Trees in New England are in trouble
Drought, insects are causing many to weaken and fall over
DESPITE THE RECENT RAIN, most of New England remains in the throes of a persistent drought – including an extreme drought in Boston and surrounding areas. For many, droughts may immediately conjure images of burned-out lawns or raise concerns about wells drying up and economic impacts on industries like agriculture or travel and tourism. But drought also takes a harmful toll on our trees, which – even beyond the lumber industry – can affect every resident and visitor in our region.
While this year’s abnormally dry conditions have had a devastating impact on our trees, the challenges are only further exacerbated by the successive annual droughts in recent years that have also greatly stressed our trees, as well as the infestations by insects like the Emerald Ash Borer and Spongy Moth.
Because of these cumulative drought conditions and the persistent presence of invasive insects, the number of dead, dying, and hazardous trees across the region continues to increase, posing wide-ranging challenges to all our communities. At ever-present risk of coming down – even in the absence of the regular strong winds we’re accustomed to in New England – these trees can cause public safety concerns, including blocked roads during storms, while also threatening treasured local historic and cultural resources and the fall foliage season that is cherished in every corner of our region.
Dead, dying, and hazardous trees also pose a significant risk to electric reliability, with trees being the number one cause of power outages across our service territory at Eversource (even when we’re not in the midst of a drought and our trees are healthy). In fact, as home to some of the most forested states in the country, tree failure is responsible for 90 percent of outages during storms in the forested Northeast, according to a recent report published by the Eversource Energy Center at the University of Connecticut.
As the largest utility in New England, we know that managing the state’s many dead and dying trees to help prevent power outages, enhance public safety, and nurture this treasured natural resource requires partnership and is a shared responsibility with our states, our communities, and many others as well – including individual property owners.

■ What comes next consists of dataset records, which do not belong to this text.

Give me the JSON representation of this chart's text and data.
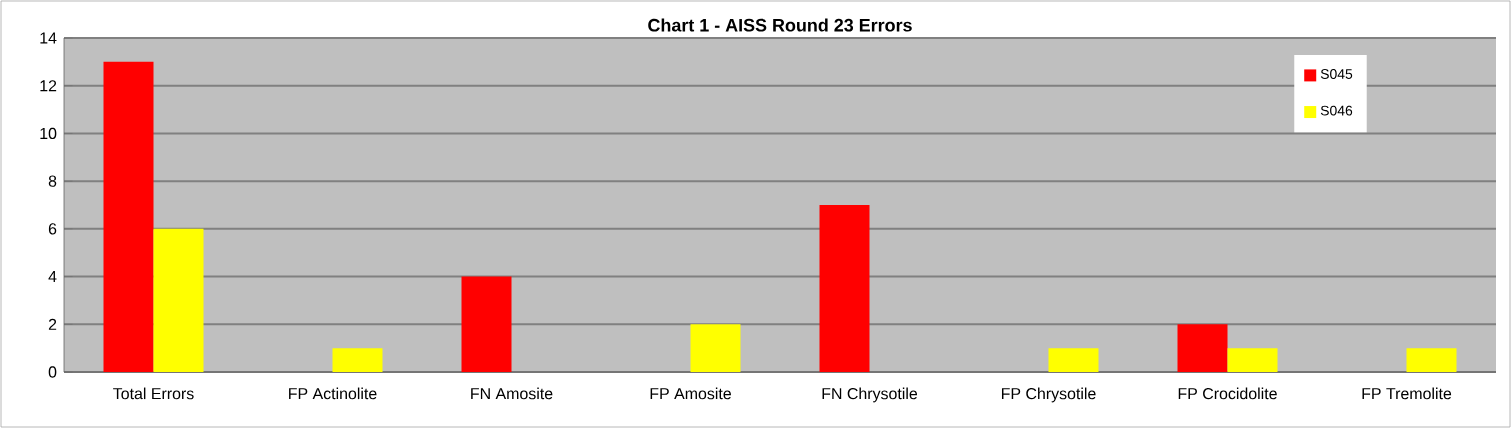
{
  "chart_data": {
    "type": "bar",
    "title": "Chart 1 - AISS Round 23 Errors",
    "categories": [
      "Total Errors",
      "FP Actinolite",
      "FN Amosite",
      "FP Amosite",
      "FN Chrysotile",
      "FP Chrysotile",
      "FP Crocidolite",
      "FP Tremolite"
    ],
    "series": [
      {
        "name": "S045",
        "color": "#ff0000",
        "values": [
          13,
          0,
          4,
          0,
          7,
          0,
          2,
          0
        ]
      },
      {
        "name": "S046",
        "color": "#ffff00",
        "values": [
          6,
          1,
          0,
          2,
          0,
          1,
          1,
          1
        ]
      }
    ],
    "ylim": [
      0,
      14
    ],
    "yticks": [
      0,
      2,
      4,
      6,
      8,
      10,
      12,
      14
    ],
    "grid": "y",
    "legend": "top right"
  }
}
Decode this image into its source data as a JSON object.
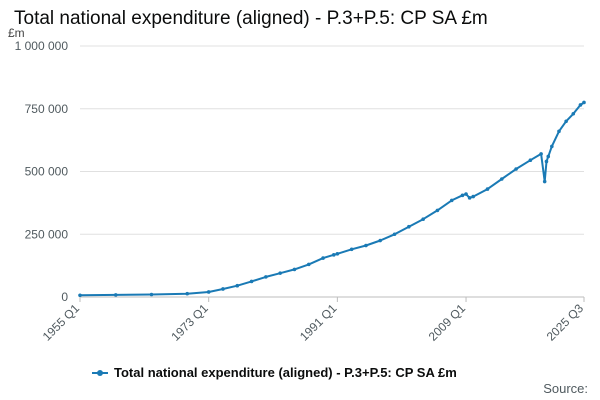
{
  "colors": {
    "series": "#1a7ab5",
    "grid": "#e0e0e0",
    "axis": "#bdbdbd"
  },
  "chart_data": {
    "type": "line",
    "title": "Total national expenditure (aligned) - P.3+P.5: CP SA £m",
    "ylabel": "£m",
    "xlabel": "",
    "ylim": [
      0,
      1000000
    ],
    "yticks": [
      0,
      250000,
      500000,
      750000,
      1000000
    ],
    "ytick_labels": [
      "0",
      "250 000",
      "500 000",
      "750 000",
      "1 000 000"
    ],
    "xlim": [
      1955.0,
      2025.5
    ],
    "xticks": [
      1955.0,
      1973.0,
      1991.0,
      2009.0,
      2025.5
    ],
    "xtick_labels": [
      "1955 Q1",
      "1973 Q1",
      "1991 Q1",
      "2009 Q1",
      "2025 Q3"
    ],
    "grid": true,
    "legend_position": "bottom",
    "series": [
      {
        "name": "Total national expenditure (aligned) - P.3+P.5: CP SA £m",
        "x": [
          1955.0,
          1960,
          1965,
          1970,
          1973,
          1975,
          1977,
          1979,
          1981,
          1983,
          1985,
          1987,
          1989,
          1990.5,
          1991,
          1993,
          1995,
          1997,
          1999,
          2001,
          2003,
          2005,
          2007,
          2008.5,
          2009.0,
          2009.5,
          2010,
          2012,
          2014,
          2016,
          2018,
          2019.5,
          2020.0,
          2020.25,
          2020.5,
          2021,
          2022,
          2023,
          2024,
          2025,
          2025.5
        ],
        "y": [
          7000,
          8500,
          10000,
          13000,
          20000,
          32000,
          45000,
          62000,
          80000,
          95000,
          110000,
          130000,
          155000,
          168000,
          172000,
          190000,
          205000,
          225000,
          250000,
          280000,
          310000,
          345000,
          385000,
          405000,
          410000,
          395000,
          400000,
          430000,
          470000,
          510000,
          545000,
          570000,
          460000,
          540000,
          560000,
          600000,
          660000,
          700000,
          730000,
          765000,
          775000
        ]
      }
    ]
  },
  "legend": {
    "label": "Total national expenditure (aligned) - P.3+P.5: CP SA £m"
  },
  "source_label": "Source:"
}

At the heart of those efforts, we focus year-round on our comprehensive vegetation management program that is annually planned in close coordination with communities across all three states we serve (Connecticut, Massachusetts, and New Hampshire). We regularly perform maintenance to clear branches, trees, and other vegetation that cause outages or are public safety concerns and implement those plans along thousands of overhead distribution and transmission lines across our service territory each year. Importantly, these programs are designed to balance preserving the many benefits and natural beauty that trees provide with the need for safe and reliable power. And recognizing that different trees play different roles in different communities, we work directly with each of our communities to address specific, local needs.
But individual property owners can also help by understanding their responsibility to maintain their own trees, including keeping branches away from the lower-voltage service wires connecting homes and businesses to the main utility lines, and choosing to plant the appropriate low-growing species in proximity to the power lines.
Importantly, anyone can also look for these signs of tree stress on their property:
- Thinning of the crown
- Early foliage loss or color changes
- Presence of mushrooms near the base of the tree
That’s why we’re asking our customers, if they see any of these telltale signs of drought-induced tree stress, to call a certified arborist to assess them and provide advice on the best actions to take to revitalize or – in some cases – remove their tree. By improving the health of their trees, property owners can help prevent tree-related damage, as well as enhance the aesthetics and value of their property. And by working to recognize the signs of dead and hazardous trees and planting the right tree in the right place, we can all help address drought-induced tree stress together.
Stephen Driscoll is the vice president of operation services at Eversource.